Différent mais toujours aussi bon!
En 1949, les autorités américaines créèrent Neopolis une ville où tous les habitants étaient des héros de la science, des vampires ou des robots. Mais les tensions internes faillirent la conduire au bord du chaos.
Des années plus tard, Smax, le barbare quitte cette même ville pour retrouver sa dimension, la faisant découvrir à sa jeune partenaire (contient The Forty-Niners #1 à 4 et Smax #1 à 5).
Ce troisième tome est un peu différents des deux véritables perles que nous avons eut avant. On retrouve deux miniséries au sommaire, ainsi qu’une bonne cinquantaine de pages de bonus.
La première saga : « The Forty-Niners » est une plongée dans le passée de Néopolis. En 1949 exactement. Au moment où Steve « Jetman » Treynor débarque en ville. On y découvre une Néopolis bien différente, encore loin de celle que nous connaissons.

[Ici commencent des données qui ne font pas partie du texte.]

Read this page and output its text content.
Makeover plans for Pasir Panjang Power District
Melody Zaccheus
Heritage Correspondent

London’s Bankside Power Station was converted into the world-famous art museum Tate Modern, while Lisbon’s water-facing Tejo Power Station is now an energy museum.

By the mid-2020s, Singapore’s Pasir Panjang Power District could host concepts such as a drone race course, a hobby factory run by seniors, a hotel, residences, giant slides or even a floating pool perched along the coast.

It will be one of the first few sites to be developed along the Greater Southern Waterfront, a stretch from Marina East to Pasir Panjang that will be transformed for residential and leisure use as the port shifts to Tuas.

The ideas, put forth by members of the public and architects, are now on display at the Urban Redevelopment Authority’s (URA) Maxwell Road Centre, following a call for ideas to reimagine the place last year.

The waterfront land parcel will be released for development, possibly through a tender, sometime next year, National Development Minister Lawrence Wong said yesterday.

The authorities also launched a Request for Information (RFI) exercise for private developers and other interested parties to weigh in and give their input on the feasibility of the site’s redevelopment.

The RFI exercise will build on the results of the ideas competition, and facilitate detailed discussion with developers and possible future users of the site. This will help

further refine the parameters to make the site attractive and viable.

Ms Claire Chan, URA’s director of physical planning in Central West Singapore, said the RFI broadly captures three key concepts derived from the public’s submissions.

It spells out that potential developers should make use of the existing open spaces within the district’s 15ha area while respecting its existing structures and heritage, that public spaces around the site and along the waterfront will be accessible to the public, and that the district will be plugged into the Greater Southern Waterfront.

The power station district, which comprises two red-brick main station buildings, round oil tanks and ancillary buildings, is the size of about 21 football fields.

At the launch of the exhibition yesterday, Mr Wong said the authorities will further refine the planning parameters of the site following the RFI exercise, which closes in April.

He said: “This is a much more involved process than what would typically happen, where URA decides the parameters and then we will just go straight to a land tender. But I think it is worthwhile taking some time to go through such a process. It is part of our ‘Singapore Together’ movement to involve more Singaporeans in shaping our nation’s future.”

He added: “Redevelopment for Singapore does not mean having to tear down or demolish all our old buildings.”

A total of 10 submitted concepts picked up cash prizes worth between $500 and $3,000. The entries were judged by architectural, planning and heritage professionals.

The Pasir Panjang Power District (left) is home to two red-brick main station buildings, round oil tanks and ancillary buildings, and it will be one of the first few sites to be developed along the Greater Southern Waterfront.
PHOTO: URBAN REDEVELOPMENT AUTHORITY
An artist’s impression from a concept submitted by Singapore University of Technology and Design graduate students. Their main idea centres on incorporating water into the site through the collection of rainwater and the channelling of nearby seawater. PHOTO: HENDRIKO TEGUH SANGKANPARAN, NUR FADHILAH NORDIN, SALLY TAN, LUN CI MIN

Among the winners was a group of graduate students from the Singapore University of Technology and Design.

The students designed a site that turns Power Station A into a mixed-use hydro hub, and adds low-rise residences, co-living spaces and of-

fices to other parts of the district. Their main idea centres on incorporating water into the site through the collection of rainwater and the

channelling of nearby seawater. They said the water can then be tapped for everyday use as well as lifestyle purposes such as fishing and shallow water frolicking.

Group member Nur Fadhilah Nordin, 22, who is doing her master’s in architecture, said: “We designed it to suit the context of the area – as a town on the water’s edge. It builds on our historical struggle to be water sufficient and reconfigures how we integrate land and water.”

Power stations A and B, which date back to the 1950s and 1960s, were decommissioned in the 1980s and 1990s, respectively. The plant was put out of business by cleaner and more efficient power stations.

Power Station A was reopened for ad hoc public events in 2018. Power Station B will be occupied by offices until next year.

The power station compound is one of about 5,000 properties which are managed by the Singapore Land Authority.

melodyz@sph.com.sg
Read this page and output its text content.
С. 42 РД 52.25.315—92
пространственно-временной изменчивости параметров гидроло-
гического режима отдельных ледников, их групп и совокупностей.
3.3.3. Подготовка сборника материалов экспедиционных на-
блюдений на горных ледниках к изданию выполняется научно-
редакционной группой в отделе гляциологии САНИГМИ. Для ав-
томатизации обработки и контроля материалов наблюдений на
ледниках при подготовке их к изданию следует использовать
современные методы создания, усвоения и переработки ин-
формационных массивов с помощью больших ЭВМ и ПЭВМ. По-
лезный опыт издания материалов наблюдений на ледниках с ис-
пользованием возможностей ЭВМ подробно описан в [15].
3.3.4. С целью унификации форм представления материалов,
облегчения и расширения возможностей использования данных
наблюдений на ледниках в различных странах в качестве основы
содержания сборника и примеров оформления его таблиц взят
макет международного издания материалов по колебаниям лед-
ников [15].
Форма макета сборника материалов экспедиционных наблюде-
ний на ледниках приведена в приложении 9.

Elle cherche son identité, un peu à l’image de Steve Treynor qui cherche tant sa place dans la société que son identité sexuelle.
La couverture est un peu trompeuse, car nous ne verrons aucun autre protagoniste des deux premiers volumes. Hormis Smax et Robyn dans la seconde mini.
Steve Treynor arrive donc, bien jeune, à Néopolis, en compagnie de Leni Muller. Héros de guerre, malgré son âge, il va se retrouver à travailler sur une base aérienne, sans trop vraiment savoir si c’est ce qu’il désire. Notons que ce récit ne nous montre pas comment Jetman est rentré dans la police, mais uniquement son arrivée à Néopolis. Son amie, Leni, elle, va intégrer la police et nous permettre de découvrir les anciennes légendes, dont le papa de Robyn.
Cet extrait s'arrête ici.